La revue de l'année 2009 présentée par le Théâtre du Rideau Vert avait été tiède. Surprise, celle de 2010, possède plus de tonus, ainsi qu'un rythme et un mordant que celle de l'an dernier n'avait pas. La raison: des textes plus inspirés et une distribution plus égale avec l'arrivée de Tammy Verge et Marie-Michelle Garon.

Le ton dynamique a été donné dès le numéro d'ouverture. L'excellente Véronique Claveau a mené une parodie de Lady Gaga dans laquelle elle était coiffée d'un T-Bone -un clin d'oeil discret à la robe de viande portée par la star et dont la signification «politique» échappe encore à une bonne partie de l'humanité.

Véronique Claveau domine encore la distribution, d'ailleurs.
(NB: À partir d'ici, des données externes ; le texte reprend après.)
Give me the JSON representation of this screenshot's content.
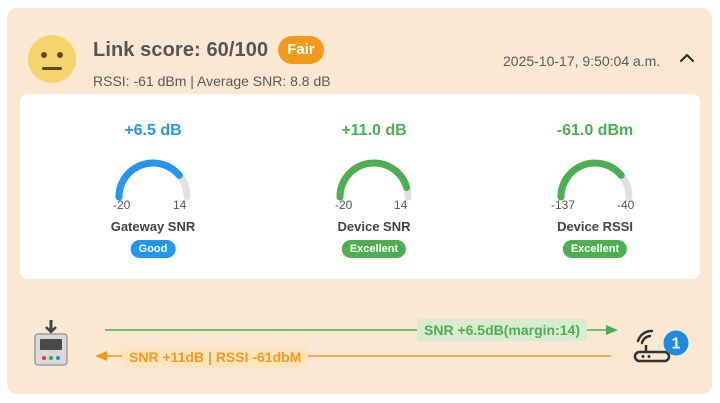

Imitatrice formidable (elle est confondante en Sonia Benezra et en Michèle Richard), elle joue et danse rudement bien en plus de pouvoir reproduire les tourbillons vocaux de Céline Dion comme le chant excessif de Diane Dufresne.

Charest en prend pour son grade dans le spectacle qui multiplie les références à la corruption dans le domaine de la construction et aux chicanes judiciaires qui l'opposent à Marc Bellemare et Gérard Deltell. Il n'est pas le seul politicien à passer au tordeur: Benoît Paquette ressort son Gérald Tremblay et Marc Saint-Martin remet son costume de Régis Labeaume dans une parodie très réussie - et presque en vers - du Bourgeois gentilhomme de Molière où le grand profiteur n'est nul autre que... Clotaire Rapaille!

Tous les numéros n'ont pas le même degré de fraîcheur. Ceux consacrés à Lance et compte et à Anne-Marie Losique, par exemple, ressassent de vieilles blagues. Or, de manière générale, lorsque les textes s'avèrent plus faibles, le jeu des comédiens ou les imitations sauvent la mise. Marc Saint-Martin, encore lui, est d'ailleurs formidable en Marc Gagnon.

Passons sur la parodie ratée des Enfants de la télé et ce défilé de niqabs commenté par un improbable tandem d'animatrices, Marie-France Bazzo et Chantal Lacroix, qui donne lieu à des blagues maladroites sur les musulmans. À l'inverse, les auteurs se sont moqués avec adresse du cinéaste Jacob Tierney, qui déplorait le manque de diversité au cinéma québécois, en proposant une série de classiques à la sauce multiculturelle qui se terminait par... Poly-ethnique.

Le rire, ici, est souvent inoffensif et ne sert généralement qu'à se moquer des personnalités. Mais si on s'est allègrement payé la tête de Claude Dubois, des entrevues échevelées de Christiane Charette ou de Claude Mailhot et Alain Goldberg (dans un désopilant et très rose numéro de patinage artistique sans patins), la «résurrection» de Michel Chartrand (Martin Héroux) fut l'occasion de traits d'esprit plus pertinents.

En ces temps où les allégations de corruption et de collusion pleuvent, il n'est pas inutile de voir le syndicaliste rappeler qu'il faut s'occuper de la politique avant qu'elle ne s'occupe de nous, d'aller voter et aussi de l'entendre s'inquiéter de notre apathie collective. «Coudonc', c'est-tu moi qui est mort où ben si c'est vous autres?» lance-t-il. On en rit, bien entendu. On constate aussi que ce genre d'ironie, très efficace, manque cruellement de nos jours.

2010 revue et corrigée, jusqu'au 8 janvier au Théâtre Outremont.